Superintendent Doug Burns told the board that the district has accumulated substantial day-to-day legal needs and that the current arrangement — relying primarily on contracted board counsel — now imposes a significant workload on the board attorney.
‘‘We created this job description for a chief of legal services,’’ Burns said, adding the district compiled legal-fee totals for the past two years to show the scale of services the board attorney has provided beyond typical board-counsel duties. Burns said that while the board attorney (Brett Steger) has done ‘‘a wonderful job,’’ the district increasingly requires daily counsel for personnel, bargaining, litigation and procedural hearings.

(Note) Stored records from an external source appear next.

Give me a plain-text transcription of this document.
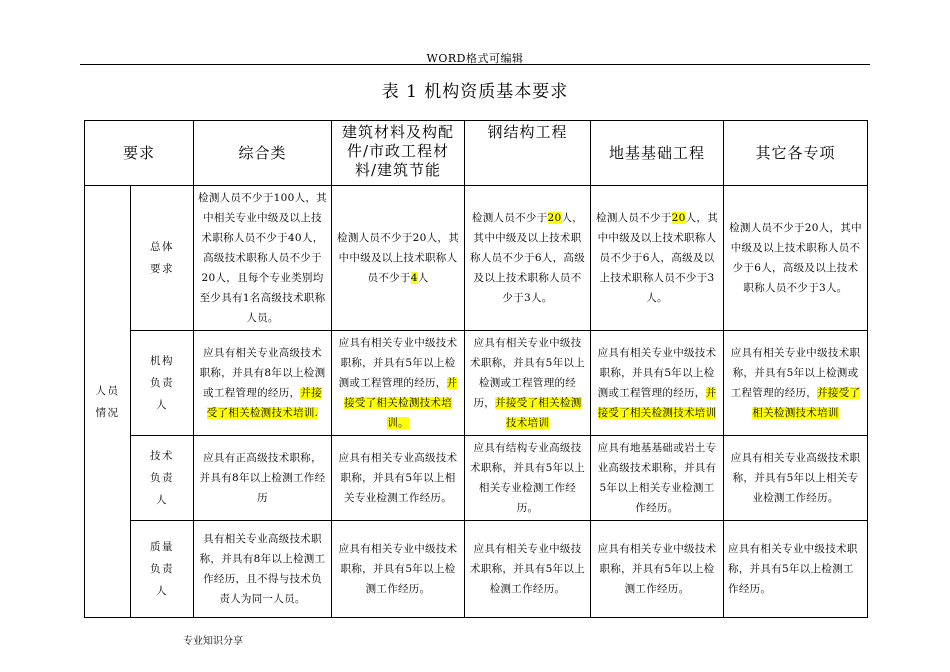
WORD格式可编辑
表 1 机构资质基本要求
要求		综合类	建筑材料及构配件/市政工程材料/建筑节能	钢结构工程	地基基础工程	其它各专项
人员情况	总体要求	检测人员不少于100人，其中相关专业中级及以上技术职称人员不少于40人，高级技术职称人员不少于20人，且每个专业类别均至少具有1名高级技术职称人员。	检测人员不少于20人，其中中级及以上技术职称人员不少于4人	检测人员不少于20人，其中中级及以上技术职称人员不少于6人，高级及以上技术职称人员不少于3人。	检测人员不少于20人，其中中级及以上技术职称人员不少于6人，高级及以上技术职称人员不少于3人。	检测人员不少于20人，其中中级及以上技术职称人员不少于6人，高级及以上技术职称人员不少于3人。
	机构负责人	应具有相关专业高级技术职称，并具有8年以上检测或工程管理的经历，并接受了相关检测技术培训.	应具有相关专业中级技术职称，并具有5年以上检测或工程管理的经历，并接受了相关检测技术培训。	应具有相关专业中级技术职称，并具有5年以上检测或工程管理的经历，并接受了相关检测技术培训	应具有相关专业中级技术职称，并具有5年以上检测或工程管理的经历，并接受了相关检测技术培训	应具有相关专业中级技术职称，并具有5年以上检测或工程管理的经历，并接受了相关检测技术培训
	技术负责人	应具有正高级技术职称，并具有8年以上检测工作经历	应具有相关专业高级技术职称，并具有5年以上相关专业检测工作经历。	应具有结构专业高级技术职称，并具有5年以上相关专业检测工作经历。	应具有地基基础或岩土专业高级技术职称，并具有5年以上相关专业检测工作经历。	应具有相关专业高级技术职称，并具有5年以上相关专业检测工作经历。
	质量负责人	具有相关专业高级技术职称，并具有8年以上检测工作经历，且不得与技术负责人为同一人员。	应具有相关专业中级技术职称，并具有5年以上检测工作经历。	应具有相关专业中级技术职称，并具有5年以上检测工作经历。	应具有相关专业中级技术职称，并具有5年以上检测工作经历。	应具有相关专业中级技术职称，并具有5年以上检测工作经历。
专业知识分享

Steger agreed the district could benefit from in-house district counsel for matters such as federal litigation, ESE due-process hearings and expulsion proceedings while the board attorney could continue to handle bargaining and board-facing matters. Board members discussed budgetary implications, whether such a position could be funded from impact-fee/concurrency funds for growth-related legal work, and the advantages of an attorney with school-law specialization.
Several members called the idea sensible and said an in-house counsel might ultimately be cost-effective compared with large outside invoices; others asked staff to provide firm cost estimates. Burns proposed a closed (advertised) ‘‘shade’’ meeting after the Nov. 18 reorganization session to cover sensitive personnel and legal strategy details and to continue the discussion.
Action items and next steps
No hiring decision was made on Nov. 10. The board asked staff to assemble more complete legal-fee records and to discuss funding options (including impact-fee allocations) ahead of a scheduled closed meeting after the Nov. 18 reorganization session.